Araya çöl turunu kattım, halbuki Jodhpur’daydık değil mi? Bir oradan bir buradan idare edin, gezgin bloğu değil malum benim yazılar. Ortaya karışık. Jodhpur’da akşam turumuzda ilk kez  sokaklara karışıyoruz demiştim. Sokaklar çok kalabalık çok hareketli. Yerlerde incik boncuk sari vs satılıyor. İnsanlar yerlerde, dilenciler, çocuklar, sakatlar peşimizden dolanıp para istiyorlar.… Sakın para vermeyin peşinizi bırakmazlar diye okuyorum tüm yazılarda ve daha önce giden arkadaşlar da aynısını söylüyorlar. Hem o kadar içinde olup hem kimseye temas etmemeye çalışmak, yokluğu hissetmek ruhumu parçalıyor sanki. Aynı göğün altında bu kadar farklı yaşamlar, bu işte bir yanlışlık olmalı duygusu uyandırıyor bende. Onların da öbür dünyada rahat edeceğini düşündüklerini söylüyor arkadaş ama ben ilahi adalet kavramına değil beşeri adalet kavramına saplanmışım o anda. Ruh gibi dolanıyorum çarşıda, sanki müze geziyorum. İnsan müzesi.  Delice. Daha sonra başka yerlerde de benzer manzaralar görüyorum ama Jodhpur’daki kadar yıkıcı değil hiçbiri. Sonra yemek yiyecek bir yer ararken ben lanet olsun böyle düzenin ve ikiyüzlülüğümüzün diyorum içimden. Tek kalabilsem hönküreceğim. Çok güzel bir çatı katı buluyoruz ve rahat koltuklarımızda menülerimizden ne yiyeceğimize karar veriyoruz. İçim ikiye bölünmüş durumda. Niye bu kadar etkilendin diyorlar siz neden etkilenmediniz diyesim geliyor ama sadece “dünyada bir insan açsa bunda benim de payım var” düşüncesindeyim diyebiliyorum. Aslında bu herkes için geçerli. Sen nasıl sorumlu olabilirsin ki diyenlere cevap veremiyorum. Herkesin dünyayı algılama biçimi farklı. Benim boynum çok çabuk bükülür. Neyse bu daha uzar, umarım hislerimi anlatabilmişimdir. Zaten çarşı içinde içi ezilen ben,, rahat koltuğumda önüme gelen yemekleri bir güzel yedim yani sonsuz ikiyüzlülüğüm içinde, rahat olun. Dediğim gibi bir çok yerde evsiz var, sokakta uyuyan insanlar var. Alışıyorum bu manzaraya sonradan. Jodhpur’da para isteyen ya da  bir şeyler satmak isteyen çok insan vardı ve çok ısrarcıydılar. Resmen kaçtım onlardan belki de buydu beni daha çok etkileyen…
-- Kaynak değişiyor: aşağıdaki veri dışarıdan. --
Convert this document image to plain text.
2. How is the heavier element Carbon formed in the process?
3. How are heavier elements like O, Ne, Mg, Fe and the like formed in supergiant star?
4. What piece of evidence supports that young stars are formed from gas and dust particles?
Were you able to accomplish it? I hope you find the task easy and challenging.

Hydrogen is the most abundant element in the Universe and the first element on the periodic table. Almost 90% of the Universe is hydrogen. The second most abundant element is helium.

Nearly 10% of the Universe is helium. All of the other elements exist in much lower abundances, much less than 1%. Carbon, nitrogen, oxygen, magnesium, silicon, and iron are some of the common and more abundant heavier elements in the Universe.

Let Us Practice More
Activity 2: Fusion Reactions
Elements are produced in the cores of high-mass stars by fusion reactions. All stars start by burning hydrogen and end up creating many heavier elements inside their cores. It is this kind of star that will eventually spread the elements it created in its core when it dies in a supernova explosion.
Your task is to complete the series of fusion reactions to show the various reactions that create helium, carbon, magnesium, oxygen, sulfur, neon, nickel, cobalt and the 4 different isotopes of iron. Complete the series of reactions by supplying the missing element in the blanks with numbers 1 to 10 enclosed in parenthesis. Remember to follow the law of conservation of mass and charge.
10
Hayvanlarla hiç bu kadar iç içe olmamıştım daha önce. İnekler malum, çok duyuyoruz da köpekler, sincaplar, keçiler, domuzlar, maymunlar da bir o kadar fazla. Hayvanların çoğu cılız ve bakımsızlar. Yavrusunun bitlerini ayıklayan maymun gördüm. Çöp karıştıran inek gördüm çoğu yerde. Poşet geveliyorlar ki muhtemelen yağ vs bir yiyecek artığı ya da kokusu yüzünden. Özellikle inekler ve köpekler her yerdeler. Sokak köpeklerinden eskisi gibi çekinmeyeceğimi umuyorum bu yüzden. Kedi çok azdı,  sadece iki kez kedi görebildim biri oldukça yaşlı görünüyordu. Pushkar’da kaldığımız otelde bir adam sabahları ötelin önüne çıkıp inekleri elleriyle besliyordu. Değişik bir şekilde sesleniyor ineklere onlar da geliyorlar köpek gibi. Genel olarak fotoğraf çekmelik çok manzarayla karşılaştım ama çoğu, insanların özeli gibi olduğundan çekmedim…

Genel olarak uyumlu bir ekiptik. On gün içinde altı şehir gezdik yedi değişik otelde kaldık. Ülke içinde aktarma dahil dört kere uçağa bindik. Diğer ulaşım aracımız kiraladığımız minibüs oldu. Minibüs yolculuklarımız da güzeldi. Memleketten getirdiğimiz zeytin, peynir ve galetaların hakkını verip öğün aralarında onları bitirdik. Hele ki birinde minibüsümüzde bavulların üstüne koyup hep beraber yedik ki en keyifli anlardan biriydi benim için. Malum ben aç kalmaktan korkuyorum, çok şükür hiç aç kalmadım. Hangi şehirden hangisine gidiyorduk hatırlamıyorum bir dinlenme tesisinde durup yemek yiyoruz. Minibüse binince Hülya, leblebi uzatıyor, arkadaşlar alın bastırmalık diye. Önce bir şaşkınlık sonra kahkaha, neyi bastıracağız kuzum. Benim bildiğim bastırmalık, yemeğe daha zaman varsa açlığı bastırmak içindir. Neyi bastırıyoz şimdi, yediğimiz büryaniyi mi? Bütün kavramlar alt üst oluyor bende, kahkahalar eşliğinde…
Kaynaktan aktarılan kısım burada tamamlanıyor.